Via LiteLLM (OpenAI-Compatible)

from openai import OpenAI

client = OpenAI(
    base_url="http://akko-akko-litellm:4000/v1",
    api_key="akko-dev-litellm-key",
)

response = client.chat.completions.create(
    model="ollama/qwen2.5:3b",
    messages=[{"role": "user", "content": "What is a lakehouse?"}],
)
print(response.choices[0].message.content)

Via jupyter-ai

The %%ai magic command in JupyterLab connects to LiteLLM:

%%ai ollama:qwen2.5:3b
Explain the difference between Spark and Trino.

Embeddings for RAG

import requests

response = requests.post(
    "http://akko-akko-ollama:11434/api/embed",
    json={
        "model": "nomic-embed-text",
        "input": "Apache Iceberg is an open table format for analytic datasets.",
    },
)
embedding = response.json()["embeddings"][0]
# Store in PostgreSQL with pgvector

Healthcheck

The Ollama container image does not include curl or wget. The healthcheck uses a TCP probe:

healthcheck:
  test: ["CMD", "bash", "-c", "exec 3<>/dev/tcp/localhost/11434"]

Note

Use CMD (not CMD-SHELL) because the Ollama image's /bin/sh does not support /dev/tcp.


Resource Requirements

Model Minimum RAM Recommended
nomic-embed-text 1 GB 2 GB
qwen2.5:3b 4 GB 6 GB
qwen2.5-coder:7b 8 GB 10 GB

Docker Desktop memory

Loading qwen2.5-coder:7b requires at least 10 GB of available RAM in Docker Desktop.

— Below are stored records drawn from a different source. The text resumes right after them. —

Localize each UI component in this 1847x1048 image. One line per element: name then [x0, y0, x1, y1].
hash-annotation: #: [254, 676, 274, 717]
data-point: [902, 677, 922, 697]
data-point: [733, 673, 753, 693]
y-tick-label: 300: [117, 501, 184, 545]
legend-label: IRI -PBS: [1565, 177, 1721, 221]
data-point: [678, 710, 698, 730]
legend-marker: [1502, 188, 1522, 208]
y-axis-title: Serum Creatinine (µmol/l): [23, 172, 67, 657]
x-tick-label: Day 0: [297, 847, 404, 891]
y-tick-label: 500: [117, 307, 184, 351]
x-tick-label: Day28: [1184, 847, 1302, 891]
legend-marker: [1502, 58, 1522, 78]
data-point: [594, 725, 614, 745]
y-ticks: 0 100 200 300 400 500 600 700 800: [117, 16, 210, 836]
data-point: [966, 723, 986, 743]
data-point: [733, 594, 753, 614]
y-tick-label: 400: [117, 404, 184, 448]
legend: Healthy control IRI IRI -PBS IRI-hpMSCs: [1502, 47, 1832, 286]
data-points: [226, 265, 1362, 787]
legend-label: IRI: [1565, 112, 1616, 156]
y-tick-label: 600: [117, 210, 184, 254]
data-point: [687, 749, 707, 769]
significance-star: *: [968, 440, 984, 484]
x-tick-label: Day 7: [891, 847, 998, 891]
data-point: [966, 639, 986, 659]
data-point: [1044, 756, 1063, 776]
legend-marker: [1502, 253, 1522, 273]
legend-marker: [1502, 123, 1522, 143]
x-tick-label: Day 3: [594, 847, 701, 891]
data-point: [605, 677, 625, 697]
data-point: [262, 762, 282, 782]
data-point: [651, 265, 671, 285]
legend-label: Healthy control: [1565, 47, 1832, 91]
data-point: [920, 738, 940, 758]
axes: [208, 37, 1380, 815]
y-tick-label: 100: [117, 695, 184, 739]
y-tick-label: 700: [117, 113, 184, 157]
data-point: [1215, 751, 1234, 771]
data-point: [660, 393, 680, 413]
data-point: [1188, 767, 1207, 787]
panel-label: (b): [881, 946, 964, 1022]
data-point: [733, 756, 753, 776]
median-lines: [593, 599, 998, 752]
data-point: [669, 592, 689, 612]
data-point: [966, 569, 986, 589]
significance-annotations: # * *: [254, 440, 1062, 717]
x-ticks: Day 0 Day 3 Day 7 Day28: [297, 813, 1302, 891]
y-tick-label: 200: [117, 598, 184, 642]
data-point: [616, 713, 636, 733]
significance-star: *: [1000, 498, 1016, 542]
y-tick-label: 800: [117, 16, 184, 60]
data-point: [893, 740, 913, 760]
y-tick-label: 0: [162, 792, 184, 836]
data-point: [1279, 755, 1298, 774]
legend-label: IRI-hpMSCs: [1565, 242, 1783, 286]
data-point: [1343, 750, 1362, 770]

If Ollama crashes or restarts, increase the memory allocation.


Known Issues

No tool calling with small models

Small models like TinyLlama do not support MCP/tool calling. Use qwen2.5-coder:7b or qwen2.5:3b for function calling capabilities.

Model pull takes time

The qwen2.5-coder:7b model is 4.7 GB. The ollama-init sidecar can take 5+ minutes to download on first startup. Do not interrupt the process.

GPU acceleration

Ollama supports GPU acceleration via NVIDIA CUDA. On macOS with Apple Silicon, Metal acceleration is used automatically. On Linux, pass --gpus all in the Docker configuration to enable CUDA.